For a movie with plenty of inspiring moments, it’s odd that The Internship, starring Vince Vaughn and Owen Wilson, is such a downer. The obvious reason is that after the duo made Wedding Crashers eight years ago — an R-rated, joke-infused comedy with too many quotable lines to count — they’ve followed it up with this PG-13, tame and ultimately forgettable movie about two friends battling the rigors of age. The Internship can’t quite seem to shake the shadow that Wedding Crashers has cast, right down to a noticeable cameo that practically begs the movies be linked together. But the real point of comparison is not Wedding Crashers. In fact, it doesn’t even concern one half of this comedic duo, Owen Wilson, who has had a career filled with diverse roles that have pushed him to new heights as an actor, most notably in Woody Allen’s Midnight In Paris. No, after The Internship, which in some ways encourages introspection, it may be time for Vince Vaughn to do a little soul-searching himself.

It’s been nearly 20 years since Vaughn broke out in Swingers as the fast-talking, swagger-oozing ladies man trying to help his friend (Jon Favreau) get over an ex-girlfriend. Lean and loose with slicked-back hair, Vaughn looked as though he’d been squeezed out of a bottle of hair gel straight into a suit. He delivers the classic line, “Baby, you are so money and you don’t even know it,” at times casually, others loudly, but always earnestly. It’s a surprisingly meaty role, and showcases not only Vaughn’s comedic chops, but also his potential to convey depth in a character. And yet, somewhere between Swingers and now, Vaughn has settled. He’s found his niche in that realm as the carefree, free-associating pal. This persona has yielded some gems, most notably Old School and Wedding Crashers, and plenty of duds. What all of these movies — The Internship included — feel like is a platform for Vaughn to be himself. It’s as if he was born to bullshit and put a smile on your face at the same time. However that’s certainly not all he's meant to do, is it?
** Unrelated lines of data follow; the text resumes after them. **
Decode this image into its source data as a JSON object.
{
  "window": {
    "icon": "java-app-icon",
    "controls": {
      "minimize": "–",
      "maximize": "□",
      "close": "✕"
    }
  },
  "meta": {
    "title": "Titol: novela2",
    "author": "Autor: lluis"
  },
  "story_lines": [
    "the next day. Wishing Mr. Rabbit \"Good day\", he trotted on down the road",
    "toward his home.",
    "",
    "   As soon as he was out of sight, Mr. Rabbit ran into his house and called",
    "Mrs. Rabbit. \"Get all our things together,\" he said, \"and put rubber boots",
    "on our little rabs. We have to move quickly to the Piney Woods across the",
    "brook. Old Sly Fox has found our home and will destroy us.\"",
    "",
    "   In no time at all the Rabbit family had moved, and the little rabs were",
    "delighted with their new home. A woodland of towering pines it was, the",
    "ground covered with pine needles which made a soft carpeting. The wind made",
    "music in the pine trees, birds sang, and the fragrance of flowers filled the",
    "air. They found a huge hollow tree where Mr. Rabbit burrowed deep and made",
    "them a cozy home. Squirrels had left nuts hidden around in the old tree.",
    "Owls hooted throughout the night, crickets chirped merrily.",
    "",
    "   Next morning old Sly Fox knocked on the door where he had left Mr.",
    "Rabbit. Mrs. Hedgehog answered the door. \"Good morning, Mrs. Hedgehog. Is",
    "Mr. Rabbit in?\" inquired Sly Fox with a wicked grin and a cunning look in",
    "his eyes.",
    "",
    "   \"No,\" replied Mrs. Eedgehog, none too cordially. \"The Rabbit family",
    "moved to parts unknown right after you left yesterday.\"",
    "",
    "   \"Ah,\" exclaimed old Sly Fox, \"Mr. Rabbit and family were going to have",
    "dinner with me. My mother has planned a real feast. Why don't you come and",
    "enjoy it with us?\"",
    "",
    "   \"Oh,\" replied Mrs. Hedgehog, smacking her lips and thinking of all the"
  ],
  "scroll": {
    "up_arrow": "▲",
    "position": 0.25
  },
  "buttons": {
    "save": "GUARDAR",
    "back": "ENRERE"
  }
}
The Internship is a story about aging, how we cope with it and how we can overcome some of its limitations (both perceived and real). Vaughn and Wilson’s characters have lost their jobs — they’re salesmen — and they decide to apply for an internship at Google, believing that maybe they can catch up with the times and land a job at the tech company. They’re about twice as old as their competition, and many of the jokes play off this tension — they make references to Flash Dance, are unaware of Instagram and refer to being “online” as “on the line” — but it all feels a bit forced. The Internship lacks the rhythm and pacing that even the raunchiest comedies nail down, and so instead we jump from scene to scene, as if the entire movie is meant to showcase these select few moments. Sure, it’s fun to watch Vaughn and Wilson stumble through the rules of Quidditch during a Google team-building challenge, but it only repeats the same joke — these guys are old — without furthering the story. And there are far too many scenes with Vaughn and Wilson giving inspirational speeches littered with obscure references for any of them to carry significant emotional weight. However, the overall message should not be missed. The Internship believes that it’s never too late to start over, and Vaughn could certainly us some of this inspiration.

At one point in Swingers, Vaughn’s character tries to psyche up his friend by telling him not to be afraid of talking to women. “I don’t want you to be the guy in the PG-13 movie everybody’s really hoping makes it happen,” Vaughn says. “I want you to be like the guy in the rated-R movie, you know, the guy you’re not sure whether or not you like yet, you’re not sure where he’s coming from.” What Vaughn needs now is someone (a director?) or something (a script?), telling him that he’s better than what he’s been showing. And they need to mean it.